GUNS ON CAMPUS: State-by-state
Among the many controversies about guns in U.S. society, the right to carry concealed weapons on school campuses emerged as a point of debate after 2007. While the majority of U.S. public colleges still prohibit guns, the states of Arkansas, Colorado, Idaho, Kansas, Mississippi, Oregon, Utah, Tennessee, Texas and Wisconsin have passed laws allowing the carrying of firearms on campus premises, including classrooms, dormitories, or parking lots.
Across these states, colleges have differing authority to determine gun policies. For example, Texas still allows each school to determine sensitive areas and buildings where concealed weapons will continue to be prohibited. But the Attorney General of Kansas recently denied a request by the University of Kansas to ban guns on certain parts of campus, such as high security areas containing dangerous materials.

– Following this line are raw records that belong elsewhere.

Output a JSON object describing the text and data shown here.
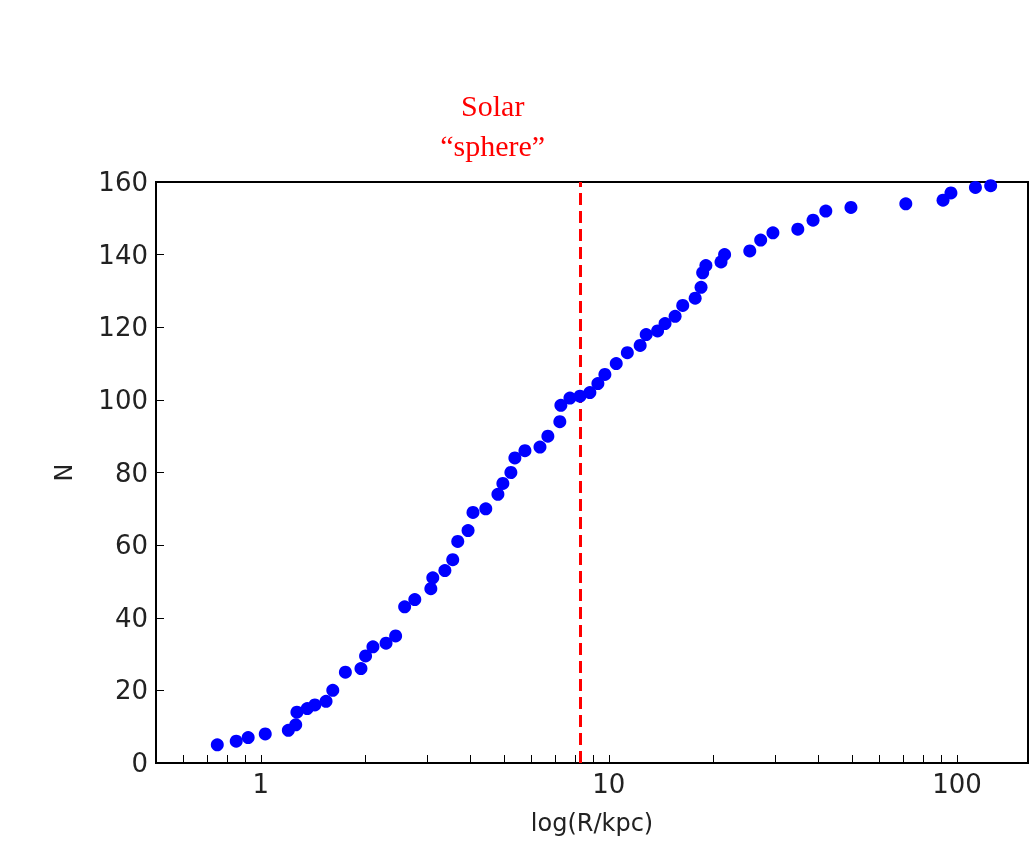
{
  "chart_data": {
    "type": "scatter",
    "xlabel": "log(R/kpc)",
    "ylabel": "N",
    "log": "x",
    "marker": "circle",
    "grid": false,
    "xlim": [
      0.5,
      160
    ],
    "ylim": [
      0,
      160
    ],
    "xticks": [
      {
        "value": 0.6,
        "label": null
      },
      {
        "value": 0.7,
        "label": null
      },
      {
        "value": 0.8,
        "label": null
      },
      {
        "value": 0.9,
        "label": null
      },
      1,
      {
        "value": 2,
        "label": null
      },
      {
        "value": 3,
        "label": null
      },
      {
        "value": 4,
        "label": null
      },
      {
        "value": 5,
        "label": null
      },
      {
        "value": 6,
        "label": null
      },
      {
        "value": 7,
        "label": null
      },
      {
        "value": 8,
        "label": null
      },
      {
        "value": 9,
        "label": null
      },
      10,
      {
        "value": 20,
        "label": null
      },
      {
        "value": 30,
        "label": null
      },
      {
        "value": 40,
        "label": null
      },
      {
        "value": 50,
        "label": null
      },
      {
        "value": 60,
        "label": null
      },
      {
        "value": 70,
        "label": null
      },
      {
        "value": 80,
        "label": null
      },
      {
        "value": 90,
        "label": null
      },
      100
    ],
    "yticks": [
      0,
      20,
      40,
      60,
      80,
      100,
      120,
      140,
      160
    ],
    "ref_lines": [
      {
        "axis": "x",
        "value": 8.3,
        "label": "Solar\n“sphere”",
        "color": "#ff0000",
        "line_style": "dashed"
      }
    ],
    "series": [
      {
        "color": "#0000ff",
        "x": [
          0.75,
          0.85,
          0.92,
          1.03,
          1.2,
          1.26,
          1.27,
          1.36,
          1.43,
          1.54,
          1.61,
          1.75,
          1.94,
          2.0,
          2.1,
          2.29,
          2.44,
          2.59,
          2.77,
          3.08,
          3.12,
          3.38,
          3.56,
          3.68,
          3.94,
          4.07,
          4.43,
          4.8,
          4.96,
          5.23,
          5.37,
          5.74,
          6.34,
          6.68,
          7.23,
          7.28,
          7.73,
          8.26,
          8.82,
          9.3,
          9.74,
          10.5,
          11.3,
          12.3,
          12.8,
          13.8,
          14.5,
          15.5,
          16.3,
          17.7,
          18.4,
          18.6,
          19.0,
          21.0,
          21.5,
          25.4,
          27.3,
          29.6,
          34.9,
          38.6,
          42.0,
          49.6,
          71.3,
          91.2,
          96.1,
          113,
          125
        ],
        "values": [
          5,
          6,
          7,
          8,
          9,
          10.5,
          14,
          15,
          16,
          17,
          20,
          25,
          26,
          29.5,
          32,
          33,
          35,
          43,
          45,
          48,
          51,
          53,
          56,
          61,
          64,
          69,
          70,
          74,
          77,
          80,
          84,
          86,
          87,
          90,
          94,
          98.5,
          100.5,
          101,
          102,
          104.5,
          107,
          110,
          113,
          115,
          118,
          119,
          121,
          123,
          126,
          128,
          131,
          135,
          137,
          138,
          140,
          141,
          144,
          146,
          147,
          149.5,
          152,
          153,
          154,
          155,
          157,
          158.5,
          159
        ]
      }
    ]
  }
}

Learn more about campus guns on a state-by-state basis here: http://www.armedcampuses.org/
Moms Demand Action
In 2015, in response to the devastating school shooting at Sandy Hook Elementary School, Moms Demand Action was founded by Shannon Watts. The grassroots organization quickly grew, with chapters in all 50 states. The group supports the 2nd Amendment but advocates for common-sense solutions to decrease gun violence. Through its efforts, the group helped keep guns out of schools in Virginia, North Dakota, Kentucky, Florida, and Alaska. The organization also reaches out to educators, to work on opposition to gun proliferation in schools.